# Stuart Pompano



## TomFL (Oct 2, 2007)

Those of you in my area would do well to focus around the inlet for pompano this weekend...

Bite is on

-T


----------



## Canoeman (Jul 23, 2008)

Never caught one Tom, but this is the year I'll target them on the beach. I built a 9 foot rod from a salmon blank which will throw 3/4 oz, and I'll be ready.


----------



## TomFL (Oct 2, 2007)

We've been having good success with a few baits:

My personal favorite is the gulfstream redfish jig, available at pretty much any local tackle shop or even wally-world. 3/8 oz works well...and I like both colors. I have some of the old ones left that have real bucktail and just ordered a mold to make/tie more like that, but I doubt the pomps will notice the jig skirts are now made of nylon..Let 'em sink and make some short hopes with them on the bottom. 

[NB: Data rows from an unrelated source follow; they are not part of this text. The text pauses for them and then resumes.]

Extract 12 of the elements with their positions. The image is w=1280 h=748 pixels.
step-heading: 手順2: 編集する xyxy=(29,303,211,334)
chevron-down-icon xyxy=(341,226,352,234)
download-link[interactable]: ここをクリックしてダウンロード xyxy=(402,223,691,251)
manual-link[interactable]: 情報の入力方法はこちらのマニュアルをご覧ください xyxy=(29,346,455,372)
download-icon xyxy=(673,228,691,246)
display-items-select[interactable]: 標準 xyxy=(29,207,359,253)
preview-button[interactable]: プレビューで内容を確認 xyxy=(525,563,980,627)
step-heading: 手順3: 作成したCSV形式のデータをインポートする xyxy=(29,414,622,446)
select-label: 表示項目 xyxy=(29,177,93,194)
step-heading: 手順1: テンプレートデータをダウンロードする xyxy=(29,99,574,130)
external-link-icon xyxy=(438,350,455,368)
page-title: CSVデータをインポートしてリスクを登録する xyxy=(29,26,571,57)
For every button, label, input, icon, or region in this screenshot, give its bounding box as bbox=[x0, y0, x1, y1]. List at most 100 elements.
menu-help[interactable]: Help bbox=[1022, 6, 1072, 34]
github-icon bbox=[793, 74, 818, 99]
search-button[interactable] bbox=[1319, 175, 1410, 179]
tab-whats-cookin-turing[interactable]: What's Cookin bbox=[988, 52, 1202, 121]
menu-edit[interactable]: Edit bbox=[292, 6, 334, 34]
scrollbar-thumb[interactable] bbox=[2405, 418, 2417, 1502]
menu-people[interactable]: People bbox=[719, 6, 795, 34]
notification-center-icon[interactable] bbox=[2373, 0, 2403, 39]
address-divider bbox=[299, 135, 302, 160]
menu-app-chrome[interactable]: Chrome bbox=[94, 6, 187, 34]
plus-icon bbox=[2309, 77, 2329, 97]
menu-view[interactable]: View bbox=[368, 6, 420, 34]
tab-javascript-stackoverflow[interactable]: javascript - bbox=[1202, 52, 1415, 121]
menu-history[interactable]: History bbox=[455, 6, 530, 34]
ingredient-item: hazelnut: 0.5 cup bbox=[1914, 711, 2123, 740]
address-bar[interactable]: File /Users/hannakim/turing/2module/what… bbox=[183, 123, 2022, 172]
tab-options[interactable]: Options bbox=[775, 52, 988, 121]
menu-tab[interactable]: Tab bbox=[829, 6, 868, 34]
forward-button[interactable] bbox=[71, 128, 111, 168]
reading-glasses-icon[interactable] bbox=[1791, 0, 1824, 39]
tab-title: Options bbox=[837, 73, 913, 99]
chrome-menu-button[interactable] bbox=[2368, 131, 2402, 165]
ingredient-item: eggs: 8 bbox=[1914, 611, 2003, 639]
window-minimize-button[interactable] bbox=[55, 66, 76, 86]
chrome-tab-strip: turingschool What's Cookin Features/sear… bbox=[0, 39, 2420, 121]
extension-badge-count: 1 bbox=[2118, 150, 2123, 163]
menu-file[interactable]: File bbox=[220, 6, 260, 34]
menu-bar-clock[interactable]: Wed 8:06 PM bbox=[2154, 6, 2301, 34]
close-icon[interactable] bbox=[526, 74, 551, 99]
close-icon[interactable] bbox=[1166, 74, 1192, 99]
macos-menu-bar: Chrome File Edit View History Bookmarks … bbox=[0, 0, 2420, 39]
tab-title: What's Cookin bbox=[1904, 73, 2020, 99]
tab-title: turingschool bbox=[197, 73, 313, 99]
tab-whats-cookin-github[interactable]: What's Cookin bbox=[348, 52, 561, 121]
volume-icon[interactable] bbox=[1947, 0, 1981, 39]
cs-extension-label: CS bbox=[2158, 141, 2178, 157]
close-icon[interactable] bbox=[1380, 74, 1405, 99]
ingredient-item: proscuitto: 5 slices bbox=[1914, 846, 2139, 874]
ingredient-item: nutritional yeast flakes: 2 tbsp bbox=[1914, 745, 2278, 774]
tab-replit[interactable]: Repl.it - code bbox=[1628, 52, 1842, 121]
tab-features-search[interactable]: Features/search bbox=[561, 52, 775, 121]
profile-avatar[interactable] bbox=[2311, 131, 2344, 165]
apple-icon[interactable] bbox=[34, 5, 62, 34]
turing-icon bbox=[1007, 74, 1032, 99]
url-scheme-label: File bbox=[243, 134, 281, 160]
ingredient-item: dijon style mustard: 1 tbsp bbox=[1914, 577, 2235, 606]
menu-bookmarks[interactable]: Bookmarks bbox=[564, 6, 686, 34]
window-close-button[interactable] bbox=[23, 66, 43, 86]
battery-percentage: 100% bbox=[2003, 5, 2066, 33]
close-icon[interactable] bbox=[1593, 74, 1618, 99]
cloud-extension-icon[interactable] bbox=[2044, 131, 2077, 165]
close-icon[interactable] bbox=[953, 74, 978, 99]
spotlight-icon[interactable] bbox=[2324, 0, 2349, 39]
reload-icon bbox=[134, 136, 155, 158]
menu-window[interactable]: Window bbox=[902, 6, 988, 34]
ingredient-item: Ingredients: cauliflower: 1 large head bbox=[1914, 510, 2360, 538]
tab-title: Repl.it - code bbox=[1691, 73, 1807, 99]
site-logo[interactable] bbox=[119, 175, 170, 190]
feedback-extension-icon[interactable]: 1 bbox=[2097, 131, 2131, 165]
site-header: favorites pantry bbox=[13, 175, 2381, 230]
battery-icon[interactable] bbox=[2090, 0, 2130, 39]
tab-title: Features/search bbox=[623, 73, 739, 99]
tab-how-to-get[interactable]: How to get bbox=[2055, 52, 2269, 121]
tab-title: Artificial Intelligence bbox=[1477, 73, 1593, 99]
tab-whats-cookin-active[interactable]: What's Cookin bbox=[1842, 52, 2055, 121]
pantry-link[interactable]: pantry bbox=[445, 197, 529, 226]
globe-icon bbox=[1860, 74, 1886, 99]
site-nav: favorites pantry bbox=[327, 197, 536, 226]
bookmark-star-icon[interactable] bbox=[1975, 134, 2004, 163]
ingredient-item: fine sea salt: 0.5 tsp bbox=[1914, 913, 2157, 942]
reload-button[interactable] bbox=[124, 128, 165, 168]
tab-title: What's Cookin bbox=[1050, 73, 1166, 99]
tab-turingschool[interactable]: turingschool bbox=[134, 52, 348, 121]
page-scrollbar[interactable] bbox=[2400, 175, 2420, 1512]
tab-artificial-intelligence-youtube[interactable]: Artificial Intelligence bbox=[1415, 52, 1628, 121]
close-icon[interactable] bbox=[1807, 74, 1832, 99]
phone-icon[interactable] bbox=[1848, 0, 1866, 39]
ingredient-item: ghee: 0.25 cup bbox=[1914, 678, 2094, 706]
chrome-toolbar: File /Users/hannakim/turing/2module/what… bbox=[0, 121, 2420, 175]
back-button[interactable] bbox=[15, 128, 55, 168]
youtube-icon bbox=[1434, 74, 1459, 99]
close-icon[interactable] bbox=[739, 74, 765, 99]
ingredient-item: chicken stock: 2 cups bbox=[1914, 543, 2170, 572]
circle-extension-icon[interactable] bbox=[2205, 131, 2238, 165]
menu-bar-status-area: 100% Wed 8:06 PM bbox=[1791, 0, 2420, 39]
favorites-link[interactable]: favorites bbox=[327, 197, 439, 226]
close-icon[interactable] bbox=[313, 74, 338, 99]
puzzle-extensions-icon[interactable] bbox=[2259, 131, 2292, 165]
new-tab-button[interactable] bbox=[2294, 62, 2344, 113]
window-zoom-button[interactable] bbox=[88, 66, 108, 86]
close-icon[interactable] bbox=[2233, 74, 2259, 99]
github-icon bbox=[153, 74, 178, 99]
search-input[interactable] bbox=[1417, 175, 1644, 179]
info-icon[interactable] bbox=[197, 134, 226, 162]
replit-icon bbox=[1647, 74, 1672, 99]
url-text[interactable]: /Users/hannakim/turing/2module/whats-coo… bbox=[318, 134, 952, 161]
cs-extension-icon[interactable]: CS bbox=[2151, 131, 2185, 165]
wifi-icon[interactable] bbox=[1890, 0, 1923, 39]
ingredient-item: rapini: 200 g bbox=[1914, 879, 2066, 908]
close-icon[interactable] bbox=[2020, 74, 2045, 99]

Henry turned me on to these the other day, and I think they are a version of doc's goofy jigs:










Another one I've been toying with is the gravedigger jig:










I've had success with them tossing them upcurrent, letting them sink and just reel straight in, dragging/digging along the bottom. I think it leaves a puffy sand trail that the pomps key in on. An easy way to fish. 

Prolly a million other ways to catch 'em, both better and worse, but this has put the fish in the freezer for me.

Good luck out there

-T


----------



## gheenoe (Dec 27, 2009)

I have been catching pampano in the inlet for about two weeks now. There a blast on 4 pound test. I have best luck with the first jig you posted.


----------



## out-cast (Jan 27, 2009)

Hey Tom, can you hook a brother up on where near the inlet?


----------



## TomFL (Oct 2, 2007)

There's really no secret to it; anywhere near the inlet to hell's gate is good. North all the way up the Indian River too. 

Been good catches behind the house of refuge flats, near sailfish point, near the crossroads. Try the edges of the sandy flats anywhere in that general area, and move till you find fish. Sometimes you'll be on 'em from the start and sometimes you'll need to move around a bit. 

-T


----------